Lors d’une enquête menée auprès de femmes qui soignent un malade, 61 % ont dit ne recevoir aucune aide de la famille ni des amis. Et plus de la moitié (57,6 %) déploraient un manque de soutien affectif de la part de leur mari (The Journals of Gerontologyb). Dans Enfants cancéreux, Jeanne Bracken dresse ce constat : alors que le plus lourd du fardeau repose généralement sur les épaules de la mère, “ le père, lui, se retranche bien souvent dans son travail ”.
Reste que beaucoup d’hommes s’occupent d’un malade, précise le professeur Lewis. Par exemple, nombreux sont les maris dont la femme souffre de la maladie d’Alzheimer. Des hommes nullement immunisés contre les tensions qu’engendrent les soins à un être cher. “ Ces hommes sont peut-être les plus vulnérables de tous, poursuit Myrna Lewis, car ils sont en général plus âgés que leur conjoint et souvent eux-mêmes en mauvaise santé. (...) La plupart n’ont aucun savoir pratique dans ce domaine. ”

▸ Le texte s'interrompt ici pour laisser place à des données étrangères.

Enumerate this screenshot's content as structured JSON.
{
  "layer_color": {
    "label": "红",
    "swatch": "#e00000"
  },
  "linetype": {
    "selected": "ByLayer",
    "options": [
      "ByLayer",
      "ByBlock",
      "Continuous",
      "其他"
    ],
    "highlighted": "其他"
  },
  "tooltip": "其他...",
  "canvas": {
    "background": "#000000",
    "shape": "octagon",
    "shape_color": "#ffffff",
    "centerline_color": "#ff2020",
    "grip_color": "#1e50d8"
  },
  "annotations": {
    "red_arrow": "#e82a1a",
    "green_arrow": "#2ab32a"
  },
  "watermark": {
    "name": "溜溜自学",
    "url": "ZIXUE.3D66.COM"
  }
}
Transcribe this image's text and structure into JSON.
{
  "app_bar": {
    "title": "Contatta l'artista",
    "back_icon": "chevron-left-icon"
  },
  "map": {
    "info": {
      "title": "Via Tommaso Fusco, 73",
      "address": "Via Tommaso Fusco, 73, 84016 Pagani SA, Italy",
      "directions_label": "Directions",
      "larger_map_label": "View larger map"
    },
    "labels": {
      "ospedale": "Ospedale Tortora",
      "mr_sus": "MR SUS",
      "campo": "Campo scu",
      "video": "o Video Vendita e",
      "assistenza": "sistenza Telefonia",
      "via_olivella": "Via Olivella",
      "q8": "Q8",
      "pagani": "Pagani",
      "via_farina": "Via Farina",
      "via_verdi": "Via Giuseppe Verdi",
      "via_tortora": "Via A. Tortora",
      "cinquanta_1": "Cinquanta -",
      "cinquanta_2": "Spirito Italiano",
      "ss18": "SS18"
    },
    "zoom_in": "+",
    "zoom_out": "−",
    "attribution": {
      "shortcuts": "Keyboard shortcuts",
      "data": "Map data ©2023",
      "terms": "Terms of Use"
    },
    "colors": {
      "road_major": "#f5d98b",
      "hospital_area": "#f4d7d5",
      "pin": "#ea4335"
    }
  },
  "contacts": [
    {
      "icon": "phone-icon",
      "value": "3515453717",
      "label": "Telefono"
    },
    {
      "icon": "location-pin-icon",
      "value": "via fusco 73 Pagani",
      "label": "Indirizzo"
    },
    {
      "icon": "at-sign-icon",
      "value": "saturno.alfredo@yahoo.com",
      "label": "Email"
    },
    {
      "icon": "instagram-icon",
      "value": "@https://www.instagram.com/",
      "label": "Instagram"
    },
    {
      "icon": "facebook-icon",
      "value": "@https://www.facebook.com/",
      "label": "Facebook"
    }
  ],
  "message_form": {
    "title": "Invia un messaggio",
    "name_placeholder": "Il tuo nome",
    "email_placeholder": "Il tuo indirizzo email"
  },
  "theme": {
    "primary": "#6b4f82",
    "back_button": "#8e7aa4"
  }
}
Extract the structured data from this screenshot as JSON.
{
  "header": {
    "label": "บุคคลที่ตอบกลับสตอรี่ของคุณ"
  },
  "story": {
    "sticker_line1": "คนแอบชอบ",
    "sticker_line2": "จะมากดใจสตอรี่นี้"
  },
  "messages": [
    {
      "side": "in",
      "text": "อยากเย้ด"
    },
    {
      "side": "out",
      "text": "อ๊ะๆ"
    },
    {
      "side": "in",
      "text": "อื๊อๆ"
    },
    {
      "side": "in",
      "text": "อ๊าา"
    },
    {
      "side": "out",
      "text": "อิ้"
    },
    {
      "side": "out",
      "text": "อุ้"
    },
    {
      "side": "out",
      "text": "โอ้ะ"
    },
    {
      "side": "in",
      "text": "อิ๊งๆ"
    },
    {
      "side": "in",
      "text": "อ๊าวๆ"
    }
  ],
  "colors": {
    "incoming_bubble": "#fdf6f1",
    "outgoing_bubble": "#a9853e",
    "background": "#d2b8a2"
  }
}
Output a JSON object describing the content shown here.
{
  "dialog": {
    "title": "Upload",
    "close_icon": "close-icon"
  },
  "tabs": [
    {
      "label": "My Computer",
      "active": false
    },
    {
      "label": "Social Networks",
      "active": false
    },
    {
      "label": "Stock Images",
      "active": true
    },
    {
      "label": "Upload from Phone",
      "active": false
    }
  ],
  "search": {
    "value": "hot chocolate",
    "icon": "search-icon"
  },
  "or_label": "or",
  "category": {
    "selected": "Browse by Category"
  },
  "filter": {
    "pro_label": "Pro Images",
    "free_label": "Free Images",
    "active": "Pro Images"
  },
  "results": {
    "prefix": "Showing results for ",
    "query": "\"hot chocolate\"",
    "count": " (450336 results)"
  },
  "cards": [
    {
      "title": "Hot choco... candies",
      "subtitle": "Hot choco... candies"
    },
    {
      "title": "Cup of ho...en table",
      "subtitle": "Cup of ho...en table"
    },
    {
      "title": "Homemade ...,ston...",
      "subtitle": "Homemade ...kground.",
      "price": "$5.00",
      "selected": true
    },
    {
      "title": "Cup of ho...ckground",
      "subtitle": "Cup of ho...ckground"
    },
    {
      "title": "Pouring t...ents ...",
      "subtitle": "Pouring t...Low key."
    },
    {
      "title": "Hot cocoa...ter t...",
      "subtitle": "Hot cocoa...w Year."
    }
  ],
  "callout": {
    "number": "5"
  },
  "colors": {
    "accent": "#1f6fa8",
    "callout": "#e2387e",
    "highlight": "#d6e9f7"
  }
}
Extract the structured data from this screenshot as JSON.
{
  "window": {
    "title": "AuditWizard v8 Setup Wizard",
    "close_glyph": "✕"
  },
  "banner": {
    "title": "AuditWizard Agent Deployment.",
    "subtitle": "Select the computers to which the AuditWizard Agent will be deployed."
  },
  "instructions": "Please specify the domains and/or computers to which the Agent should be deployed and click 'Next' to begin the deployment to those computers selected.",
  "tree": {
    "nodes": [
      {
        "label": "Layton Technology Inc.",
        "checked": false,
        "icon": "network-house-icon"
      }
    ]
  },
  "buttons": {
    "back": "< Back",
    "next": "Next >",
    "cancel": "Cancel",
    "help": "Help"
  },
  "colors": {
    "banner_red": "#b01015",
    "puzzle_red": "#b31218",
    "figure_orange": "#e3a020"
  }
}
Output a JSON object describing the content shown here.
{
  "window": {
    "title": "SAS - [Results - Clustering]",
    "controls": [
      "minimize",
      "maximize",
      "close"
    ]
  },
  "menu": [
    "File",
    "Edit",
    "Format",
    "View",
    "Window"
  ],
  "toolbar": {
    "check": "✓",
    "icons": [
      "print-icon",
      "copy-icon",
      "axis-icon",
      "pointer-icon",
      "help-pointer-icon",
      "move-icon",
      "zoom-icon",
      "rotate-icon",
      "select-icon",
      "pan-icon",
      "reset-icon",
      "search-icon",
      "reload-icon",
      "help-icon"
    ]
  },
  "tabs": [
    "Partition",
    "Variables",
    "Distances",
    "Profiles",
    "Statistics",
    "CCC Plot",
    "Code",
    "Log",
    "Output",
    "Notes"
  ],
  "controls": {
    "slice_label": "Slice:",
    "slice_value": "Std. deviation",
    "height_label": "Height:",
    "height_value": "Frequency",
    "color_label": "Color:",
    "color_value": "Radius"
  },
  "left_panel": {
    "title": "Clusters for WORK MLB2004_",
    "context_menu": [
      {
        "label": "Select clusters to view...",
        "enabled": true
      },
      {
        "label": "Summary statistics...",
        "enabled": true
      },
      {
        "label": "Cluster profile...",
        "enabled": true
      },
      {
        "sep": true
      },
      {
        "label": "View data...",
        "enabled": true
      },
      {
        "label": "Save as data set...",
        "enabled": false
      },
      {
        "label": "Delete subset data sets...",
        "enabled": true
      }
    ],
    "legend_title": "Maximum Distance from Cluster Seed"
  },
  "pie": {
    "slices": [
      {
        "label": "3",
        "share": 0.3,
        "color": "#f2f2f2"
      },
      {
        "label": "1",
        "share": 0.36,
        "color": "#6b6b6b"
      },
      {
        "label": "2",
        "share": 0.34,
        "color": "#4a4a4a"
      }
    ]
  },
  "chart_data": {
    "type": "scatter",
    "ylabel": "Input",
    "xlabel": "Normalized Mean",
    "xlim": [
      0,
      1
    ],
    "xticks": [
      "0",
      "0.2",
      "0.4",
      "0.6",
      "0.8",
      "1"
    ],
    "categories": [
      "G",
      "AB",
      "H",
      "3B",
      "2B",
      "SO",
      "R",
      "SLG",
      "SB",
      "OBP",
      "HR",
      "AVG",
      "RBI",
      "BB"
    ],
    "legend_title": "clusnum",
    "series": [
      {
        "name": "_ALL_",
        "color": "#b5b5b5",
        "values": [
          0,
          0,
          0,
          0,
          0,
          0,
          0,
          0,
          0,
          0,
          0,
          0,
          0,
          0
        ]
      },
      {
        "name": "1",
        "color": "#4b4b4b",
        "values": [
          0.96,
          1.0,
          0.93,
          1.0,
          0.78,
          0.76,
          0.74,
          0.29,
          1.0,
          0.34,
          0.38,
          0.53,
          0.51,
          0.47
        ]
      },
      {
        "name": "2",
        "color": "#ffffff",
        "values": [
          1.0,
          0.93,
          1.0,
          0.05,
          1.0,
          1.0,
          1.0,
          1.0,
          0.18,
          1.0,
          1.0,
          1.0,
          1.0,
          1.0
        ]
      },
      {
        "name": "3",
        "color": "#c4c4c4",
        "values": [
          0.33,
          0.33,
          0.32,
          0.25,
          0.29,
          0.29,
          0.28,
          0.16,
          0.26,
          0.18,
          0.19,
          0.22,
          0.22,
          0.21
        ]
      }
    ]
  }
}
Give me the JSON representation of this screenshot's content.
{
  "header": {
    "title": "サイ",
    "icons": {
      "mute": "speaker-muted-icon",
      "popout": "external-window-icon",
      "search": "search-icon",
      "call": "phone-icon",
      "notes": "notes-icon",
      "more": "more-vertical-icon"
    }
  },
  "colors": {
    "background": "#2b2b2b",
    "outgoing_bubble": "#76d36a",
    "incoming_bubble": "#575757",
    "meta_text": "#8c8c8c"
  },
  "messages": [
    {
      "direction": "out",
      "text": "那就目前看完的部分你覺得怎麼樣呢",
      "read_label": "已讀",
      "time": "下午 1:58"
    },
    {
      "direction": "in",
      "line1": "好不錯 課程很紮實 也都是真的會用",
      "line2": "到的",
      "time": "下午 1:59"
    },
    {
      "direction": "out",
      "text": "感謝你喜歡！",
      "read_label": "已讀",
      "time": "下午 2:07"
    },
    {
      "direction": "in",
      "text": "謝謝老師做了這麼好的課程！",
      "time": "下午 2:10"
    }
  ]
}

Les familles doivent se garder de la tendance à abandonner le fardeau sur les épaules d’une seule et unique personne qui semble bien s’en tirer. “ Souvent, un seul et même membre de la famille est promu auxiliaire de vie, parfois à plusieurs reprises dans son existence ”, lit-on dans Pensez au garde-malade ! (angl.). “ Il s’agit fréquemment de femmes qui prennent elles-mêmes de l’âge. (...) Les femmes sont généralement perçues comme celles à qui incombe ‘ naturellement ’ cette tâche (...), mais la famille et les amis ne devraient jamais considérer cela comme une obligation de leur part. ”
[Note de l’encadré]
b La gérontologie se définit comme l’“ étude des phénomènes liés au vieillissement de l’organisme humain ; étude de la vieillesse (sociologie, médecine) ”.
[Illustration, page 6]
Les gardes-malades ont besoin de soutien pour lutter contre la colère et les sentiments de culpabilité.